E in fabbrica, come va la gestione dei rischi da calore che dovrebbero essere tutelati dagli accordi coi sindacati? “Qui in Veneto non c’è un’ordinanza regionale che riguardi i luoghi chiusi. Quella emessa nei giorni scorsi riguarda solo il lavoro all’aperto e non mi risulta che sia applicata, perché non ci sono i controlli”, mi racconta Augustin Breda, RSU FIOM alla Electrolux di Susegana (TV), azienda leader nel settore degli elettrodomestici. Una settimana fa i lavoratori di un altro stabilimento Electrolux, a Forlì, di fronte al rifiuto della direzione di adottare le misure richieste dai delegati FIOM e UGL, avevano abbandonato il posto di lavoro verso mezzogiorno, cinque ore prima della fine del turno, perché le temperature sfioravano i 40 gradi, invocando la sacrosanta tutela della propria salute. “Succederà sempre più spesso” è la previsione di Breda. “Perché a parte qualche eccezione, ad esempio DeLonghi, che ha installato dei climatizzatori, si continua a ignorare che il caldo è un fenomeno strutturale e che quindi si debbano ripensare complessivamente i posti di lavoro. E i manager rifiutano pervicacemente di intervenire sulle condizioni di lavoro: stessi ritmi, stesse pause, stessi orari e nessun investimento in impianti che tutelino la salute dei loro dipendenti”.

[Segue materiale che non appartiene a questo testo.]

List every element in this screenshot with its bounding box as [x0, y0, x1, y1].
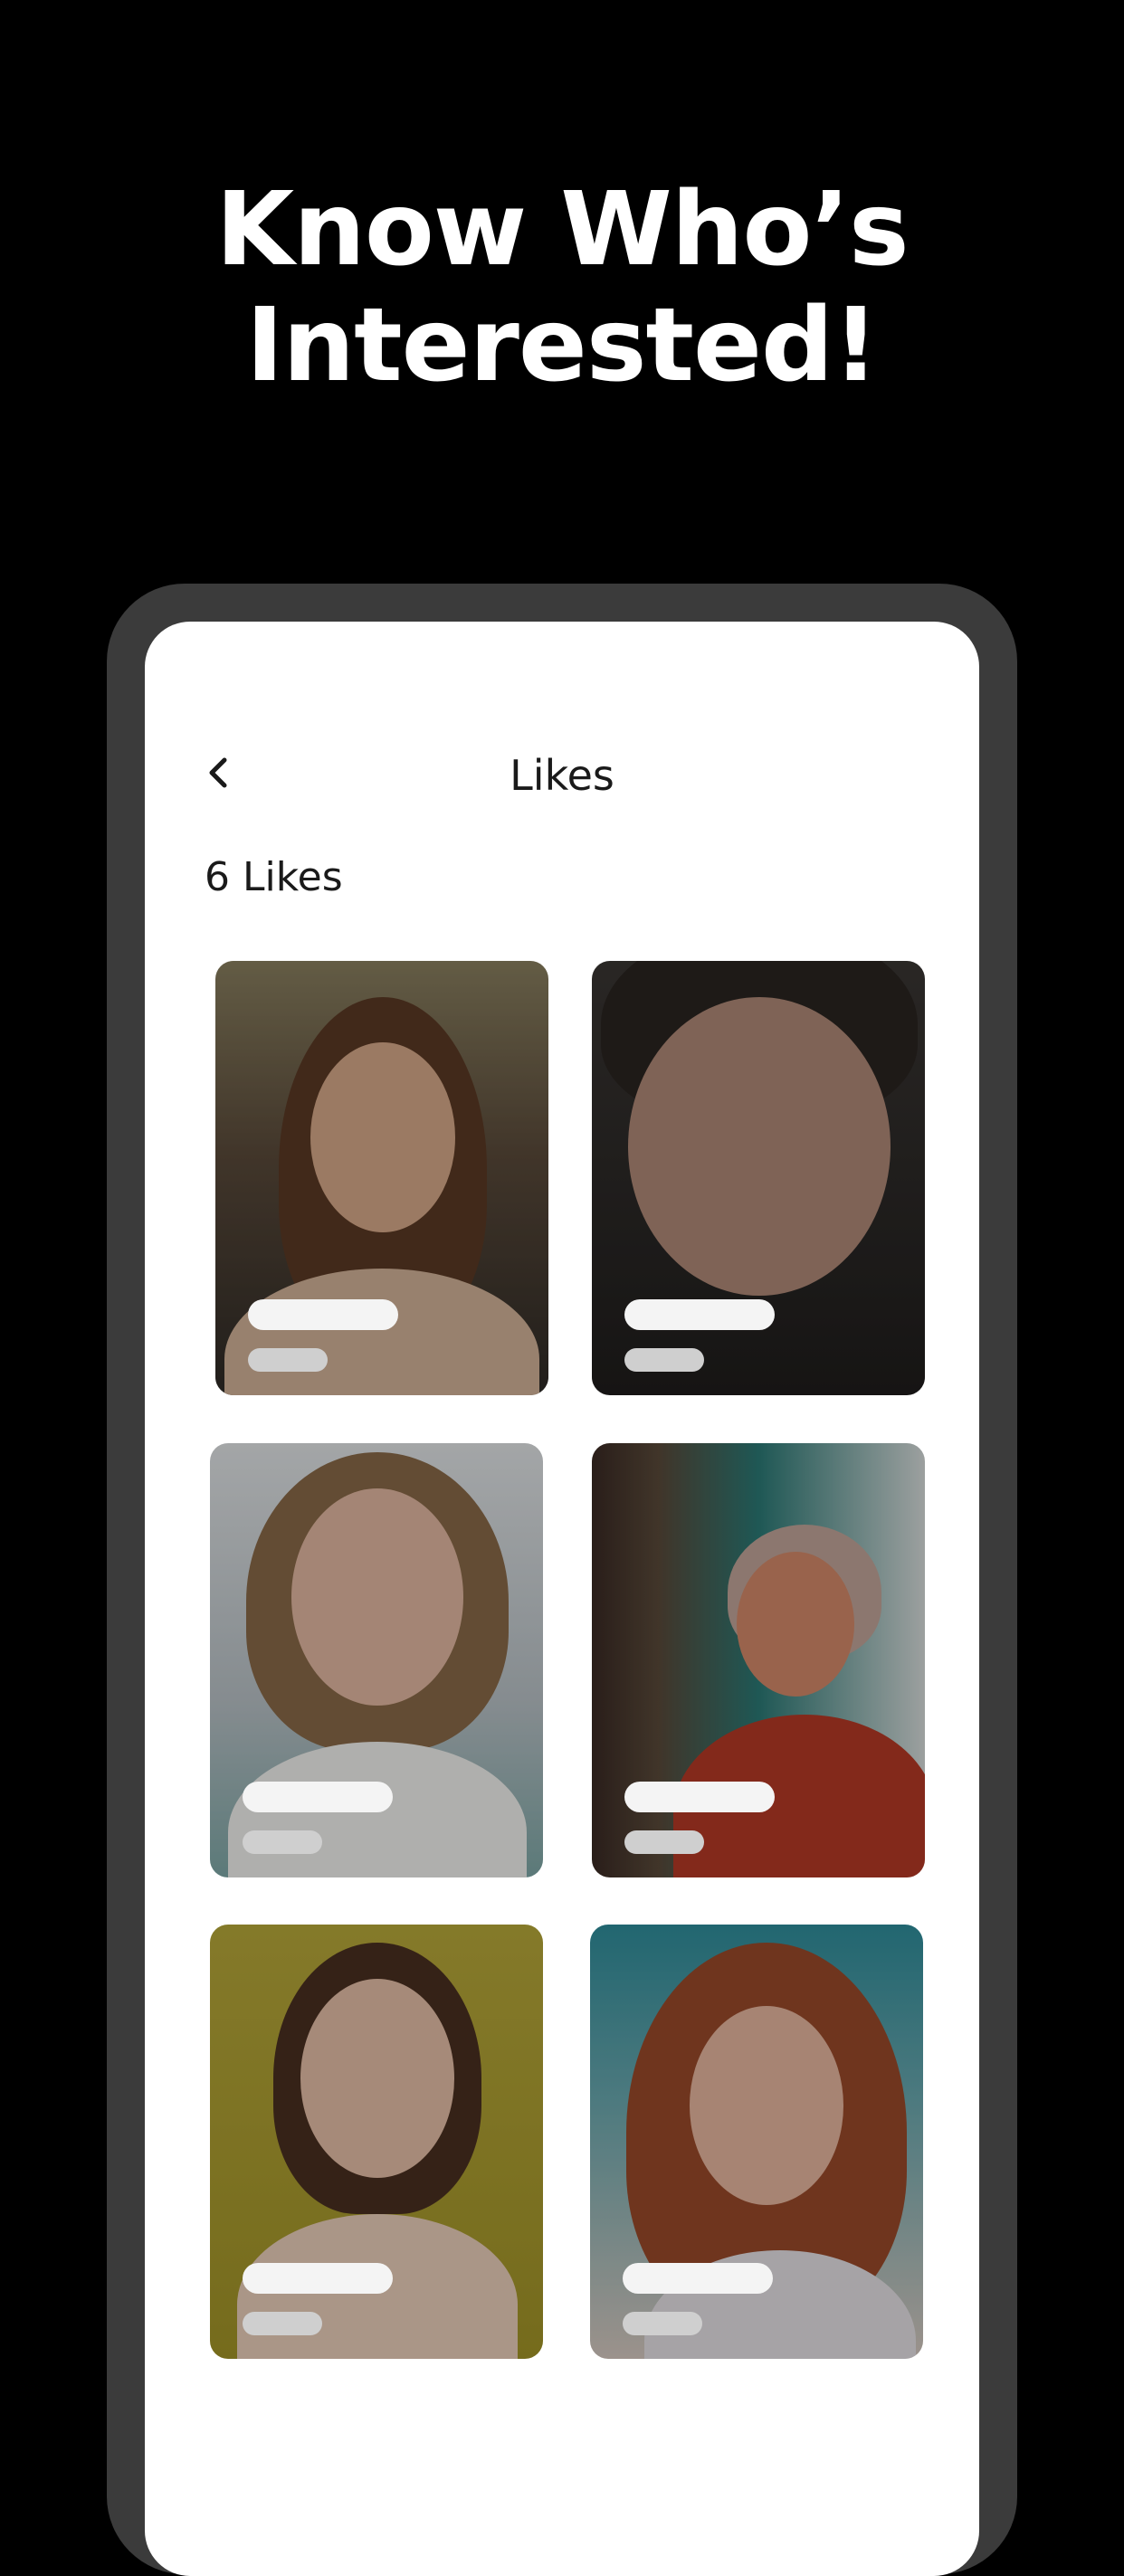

A Forlì, però, alla fine l’iniziativa dei lavoratori ha sortito degli effetti. Come riportava due giorni fa il Corriere Romagna “l’azienda fornirà ai dipendenti acqua di frigo gratis in più punti ristoro con anche i sali minerali. Inoltre saranno allestite stanze climatizzate dedicate alle pause, come sarà climatizzata la mensa, in ogni postazione di lavoro arriveranno uno o due ventilatori e un tecnico si occuperà di controllare che gli impianti funzionino e in caso di guasti li sostituirà”. I fatti pesano sempre più delle parole.